Were you one of the boys who tipped outhouses over on Halloween, just for fun? Or did you put a small car on a neighbor’s front porch? Just for fun? How do you suppose Mr. Allen’s cow appeared on Main Street, a mile from home? Mysterious events always happened on Halloween night!
Do you remember churning butter? The wooden churner raised and dropped a plunger until the fat settled out of the milk, leaving delicious buttermilk behind. We collected milk by hand. We could sit for hours on a stool milking cows (Herds were rather large and many families had a cow or two of their own). Milking was simple. Pull and squeeze one teat and then another. The warm milk reverberated as it hit the sides of the pail. The cats always received the first bowl.
In town, milkmen delivered milk to your porch. In winter, it would often freeze into slush. Sometimes frozen milk protruded out of the bottle. Milk was not homogenized. Cream floated on top. It could be carefully poured off into a small bowl, where it was whipped into a delicious topping for desserts. Sugar and vanilla were added to make a smacking good taste! Yum, yum!!!
Some things we would like to forget. There was no electricity. Lamp globes had to be cleaned of black soot before the kerosene lamps could be lit. When heat was needed, we would throw more wood in the stove.
Early radios always included static. Sometimes, the static crackled so loud Captain Midnight, and Amos and Andy, were completely drowned out.
We all walked to school. We carried bag lunches and sat on hard benches. We all drank water from a pail using the same dipper. If one person caught a disease, it quickly raged through all of us.
Some may remember riding in a Model T Ford. It was one of the first cars to be mass-produced. The early ones had to be cranked to get started. Sometimes the crank kicked back. That could be very painful. Many seniors also remember cars with rumble seats and running boards. They were very popular when they first came out.
Chicken and biscuits were a favorite meal. But first our brothers had to fill the wood box and haul a pail of water inside. Mom had to start the fire in the stove. Dad was responsible for catching the chicken. To prepare the chicken for cooking, dad had to chop off its head and then dip the chicken into boiling water so we could pull all the feathers off.
We liked eggs. Children were sent to the henhouse to collect them. If they didn’t find any, they had to search the barn and the yard. You see, chickens were very smart and could hide eggs in the most amazing places.
Back then, a barn was our version of a McDonalds’ or Burger King indoor play area, except it was better. One could jump into the hay mow from great heights. And we usually survived with just a few scratches. Barns were also a great place for games of hide and seek.
Washers and dryers were luxuries. We used Fels Naptha soap. Grandma rubbed it into clothes and then rubbed them on a scrub board.

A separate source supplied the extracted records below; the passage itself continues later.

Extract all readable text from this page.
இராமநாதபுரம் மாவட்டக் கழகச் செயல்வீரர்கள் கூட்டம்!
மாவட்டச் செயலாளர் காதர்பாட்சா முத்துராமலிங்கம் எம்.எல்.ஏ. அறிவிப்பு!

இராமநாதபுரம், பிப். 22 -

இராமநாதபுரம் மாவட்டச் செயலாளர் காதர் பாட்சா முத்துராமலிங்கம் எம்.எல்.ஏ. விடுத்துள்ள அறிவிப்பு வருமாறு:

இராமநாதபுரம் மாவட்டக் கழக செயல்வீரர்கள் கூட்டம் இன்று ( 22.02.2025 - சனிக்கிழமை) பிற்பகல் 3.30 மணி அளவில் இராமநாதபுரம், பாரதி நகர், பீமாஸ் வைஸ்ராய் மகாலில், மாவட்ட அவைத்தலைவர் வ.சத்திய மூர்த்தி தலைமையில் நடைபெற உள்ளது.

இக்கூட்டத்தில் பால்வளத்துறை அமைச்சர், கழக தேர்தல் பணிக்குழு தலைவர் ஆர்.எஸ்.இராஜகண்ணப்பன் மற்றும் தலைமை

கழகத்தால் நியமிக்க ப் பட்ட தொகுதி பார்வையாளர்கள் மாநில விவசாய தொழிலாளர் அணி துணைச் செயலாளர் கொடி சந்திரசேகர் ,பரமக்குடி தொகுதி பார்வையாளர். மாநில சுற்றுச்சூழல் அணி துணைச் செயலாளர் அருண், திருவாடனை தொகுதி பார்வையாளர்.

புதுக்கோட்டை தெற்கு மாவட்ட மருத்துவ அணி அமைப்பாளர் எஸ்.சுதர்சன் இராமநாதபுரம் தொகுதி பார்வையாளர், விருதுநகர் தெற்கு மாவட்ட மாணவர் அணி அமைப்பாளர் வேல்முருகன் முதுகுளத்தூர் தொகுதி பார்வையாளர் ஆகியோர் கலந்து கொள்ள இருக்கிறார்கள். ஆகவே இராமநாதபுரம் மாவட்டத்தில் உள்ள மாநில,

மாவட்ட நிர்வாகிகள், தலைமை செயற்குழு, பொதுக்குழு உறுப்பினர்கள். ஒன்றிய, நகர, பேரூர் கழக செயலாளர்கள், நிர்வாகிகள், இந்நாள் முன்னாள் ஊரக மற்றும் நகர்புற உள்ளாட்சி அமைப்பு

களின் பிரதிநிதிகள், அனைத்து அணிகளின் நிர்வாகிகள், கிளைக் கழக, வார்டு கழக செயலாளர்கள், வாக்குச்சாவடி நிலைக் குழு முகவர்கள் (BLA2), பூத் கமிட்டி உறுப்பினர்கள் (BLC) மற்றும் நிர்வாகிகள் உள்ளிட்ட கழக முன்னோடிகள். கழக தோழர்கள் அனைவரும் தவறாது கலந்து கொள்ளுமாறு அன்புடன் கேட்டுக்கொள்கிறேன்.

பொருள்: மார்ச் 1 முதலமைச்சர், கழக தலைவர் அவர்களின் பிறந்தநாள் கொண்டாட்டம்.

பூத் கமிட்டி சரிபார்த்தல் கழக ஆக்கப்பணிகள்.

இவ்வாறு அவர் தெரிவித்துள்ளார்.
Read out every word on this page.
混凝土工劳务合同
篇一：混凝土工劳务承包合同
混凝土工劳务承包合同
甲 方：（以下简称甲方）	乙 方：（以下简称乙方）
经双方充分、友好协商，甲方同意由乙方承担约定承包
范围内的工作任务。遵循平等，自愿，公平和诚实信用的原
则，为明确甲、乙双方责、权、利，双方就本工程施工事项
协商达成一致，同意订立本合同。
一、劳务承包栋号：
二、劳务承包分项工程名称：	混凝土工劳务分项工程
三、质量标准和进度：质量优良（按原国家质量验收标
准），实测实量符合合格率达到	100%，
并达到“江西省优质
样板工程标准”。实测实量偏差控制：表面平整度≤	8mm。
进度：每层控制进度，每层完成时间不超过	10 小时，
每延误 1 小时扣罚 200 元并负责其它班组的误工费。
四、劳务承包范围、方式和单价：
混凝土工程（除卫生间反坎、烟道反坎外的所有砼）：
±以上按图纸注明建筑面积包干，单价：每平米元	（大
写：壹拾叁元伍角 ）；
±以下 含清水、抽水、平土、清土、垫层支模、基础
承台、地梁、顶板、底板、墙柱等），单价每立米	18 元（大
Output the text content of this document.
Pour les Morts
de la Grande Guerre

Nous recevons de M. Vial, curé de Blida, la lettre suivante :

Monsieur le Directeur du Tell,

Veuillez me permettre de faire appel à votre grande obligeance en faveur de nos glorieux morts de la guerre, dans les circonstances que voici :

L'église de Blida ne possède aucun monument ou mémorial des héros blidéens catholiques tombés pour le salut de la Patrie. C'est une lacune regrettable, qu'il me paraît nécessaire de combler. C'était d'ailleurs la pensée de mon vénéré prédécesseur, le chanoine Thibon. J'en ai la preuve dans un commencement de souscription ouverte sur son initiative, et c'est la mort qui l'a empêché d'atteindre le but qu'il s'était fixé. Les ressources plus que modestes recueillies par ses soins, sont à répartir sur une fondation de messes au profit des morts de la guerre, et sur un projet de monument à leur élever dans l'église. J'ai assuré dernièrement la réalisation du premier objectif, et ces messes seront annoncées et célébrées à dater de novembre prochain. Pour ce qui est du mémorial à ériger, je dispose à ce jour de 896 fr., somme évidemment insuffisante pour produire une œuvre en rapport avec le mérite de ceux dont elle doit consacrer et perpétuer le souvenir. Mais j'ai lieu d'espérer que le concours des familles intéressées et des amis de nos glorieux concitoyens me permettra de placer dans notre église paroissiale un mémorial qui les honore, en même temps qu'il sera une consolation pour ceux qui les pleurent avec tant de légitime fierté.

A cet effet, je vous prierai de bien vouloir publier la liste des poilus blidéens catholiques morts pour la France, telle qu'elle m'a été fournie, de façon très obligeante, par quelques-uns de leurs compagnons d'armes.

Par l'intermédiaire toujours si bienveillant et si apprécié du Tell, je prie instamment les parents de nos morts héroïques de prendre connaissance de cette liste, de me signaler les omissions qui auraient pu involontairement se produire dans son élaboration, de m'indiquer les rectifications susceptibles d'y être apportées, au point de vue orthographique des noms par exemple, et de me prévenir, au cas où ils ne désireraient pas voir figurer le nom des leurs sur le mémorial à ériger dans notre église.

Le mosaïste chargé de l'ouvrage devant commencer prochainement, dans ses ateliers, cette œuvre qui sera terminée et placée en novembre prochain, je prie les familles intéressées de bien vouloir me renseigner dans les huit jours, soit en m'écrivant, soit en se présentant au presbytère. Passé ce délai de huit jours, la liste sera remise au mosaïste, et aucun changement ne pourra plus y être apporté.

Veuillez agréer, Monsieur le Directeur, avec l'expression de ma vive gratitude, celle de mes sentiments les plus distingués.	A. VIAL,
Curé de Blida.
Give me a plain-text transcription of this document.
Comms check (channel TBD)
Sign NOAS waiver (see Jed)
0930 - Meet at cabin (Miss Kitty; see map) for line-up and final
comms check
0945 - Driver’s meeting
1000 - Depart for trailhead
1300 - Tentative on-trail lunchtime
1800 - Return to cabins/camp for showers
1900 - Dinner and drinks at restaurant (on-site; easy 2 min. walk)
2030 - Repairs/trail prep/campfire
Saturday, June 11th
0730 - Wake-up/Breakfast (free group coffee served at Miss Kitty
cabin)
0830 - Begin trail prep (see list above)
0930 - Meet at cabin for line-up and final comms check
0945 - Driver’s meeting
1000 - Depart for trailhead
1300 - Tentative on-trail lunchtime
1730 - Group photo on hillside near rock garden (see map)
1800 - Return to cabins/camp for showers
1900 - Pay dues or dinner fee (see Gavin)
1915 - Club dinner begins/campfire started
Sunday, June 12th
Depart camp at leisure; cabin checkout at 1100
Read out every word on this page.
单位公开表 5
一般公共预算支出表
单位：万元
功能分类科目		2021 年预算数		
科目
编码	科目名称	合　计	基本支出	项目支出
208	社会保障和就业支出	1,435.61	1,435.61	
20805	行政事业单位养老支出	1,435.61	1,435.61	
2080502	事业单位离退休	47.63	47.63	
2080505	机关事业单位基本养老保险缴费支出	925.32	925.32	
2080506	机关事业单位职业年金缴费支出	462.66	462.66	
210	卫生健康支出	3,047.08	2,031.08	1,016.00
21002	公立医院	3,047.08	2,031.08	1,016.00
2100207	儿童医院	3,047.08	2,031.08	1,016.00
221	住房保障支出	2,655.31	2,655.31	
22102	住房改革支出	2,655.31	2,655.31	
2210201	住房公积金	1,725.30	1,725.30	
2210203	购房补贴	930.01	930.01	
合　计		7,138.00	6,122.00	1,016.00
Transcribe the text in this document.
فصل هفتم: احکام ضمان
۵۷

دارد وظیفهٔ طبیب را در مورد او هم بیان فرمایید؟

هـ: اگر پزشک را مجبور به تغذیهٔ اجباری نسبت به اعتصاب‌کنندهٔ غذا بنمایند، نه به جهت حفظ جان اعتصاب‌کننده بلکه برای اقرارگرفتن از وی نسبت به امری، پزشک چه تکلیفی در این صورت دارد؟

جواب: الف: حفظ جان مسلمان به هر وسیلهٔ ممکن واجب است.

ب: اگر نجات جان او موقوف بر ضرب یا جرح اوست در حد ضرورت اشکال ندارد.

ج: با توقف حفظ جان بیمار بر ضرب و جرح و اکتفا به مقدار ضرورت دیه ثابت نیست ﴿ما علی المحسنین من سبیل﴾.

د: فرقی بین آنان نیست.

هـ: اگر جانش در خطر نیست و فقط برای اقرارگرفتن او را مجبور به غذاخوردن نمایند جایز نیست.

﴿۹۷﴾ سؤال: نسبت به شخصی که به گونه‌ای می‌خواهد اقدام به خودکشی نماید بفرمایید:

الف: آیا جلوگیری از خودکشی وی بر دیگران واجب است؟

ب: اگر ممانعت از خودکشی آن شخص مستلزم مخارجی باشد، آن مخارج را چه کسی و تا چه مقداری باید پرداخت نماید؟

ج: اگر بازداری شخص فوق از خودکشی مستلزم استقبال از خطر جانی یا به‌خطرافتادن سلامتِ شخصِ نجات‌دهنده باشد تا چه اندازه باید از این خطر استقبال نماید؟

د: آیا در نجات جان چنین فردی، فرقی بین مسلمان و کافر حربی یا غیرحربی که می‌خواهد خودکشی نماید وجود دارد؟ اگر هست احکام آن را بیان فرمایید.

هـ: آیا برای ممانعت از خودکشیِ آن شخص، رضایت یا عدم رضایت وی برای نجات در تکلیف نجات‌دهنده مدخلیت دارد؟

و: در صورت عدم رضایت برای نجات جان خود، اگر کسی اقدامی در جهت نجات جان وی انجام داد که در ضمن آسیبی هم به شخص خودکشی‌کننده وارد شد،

She then separated the clothes into tubs, one for soaking, a second for a final rinse, and a third which contained a ‘bluing agent” which was used to make white clothes whiter. (We kids could never figure out why something called “blue” was used to make clothes whiter!) Grandma used a thing-a-ma-jig called a “wringer,” which was basically two wooden rollers turned by a handle to “wring” water out of the clothes.
Those were the days! Life was simpler, but harder. Oh, and no cellphones. I doubt many people alive today would like to go back then to live!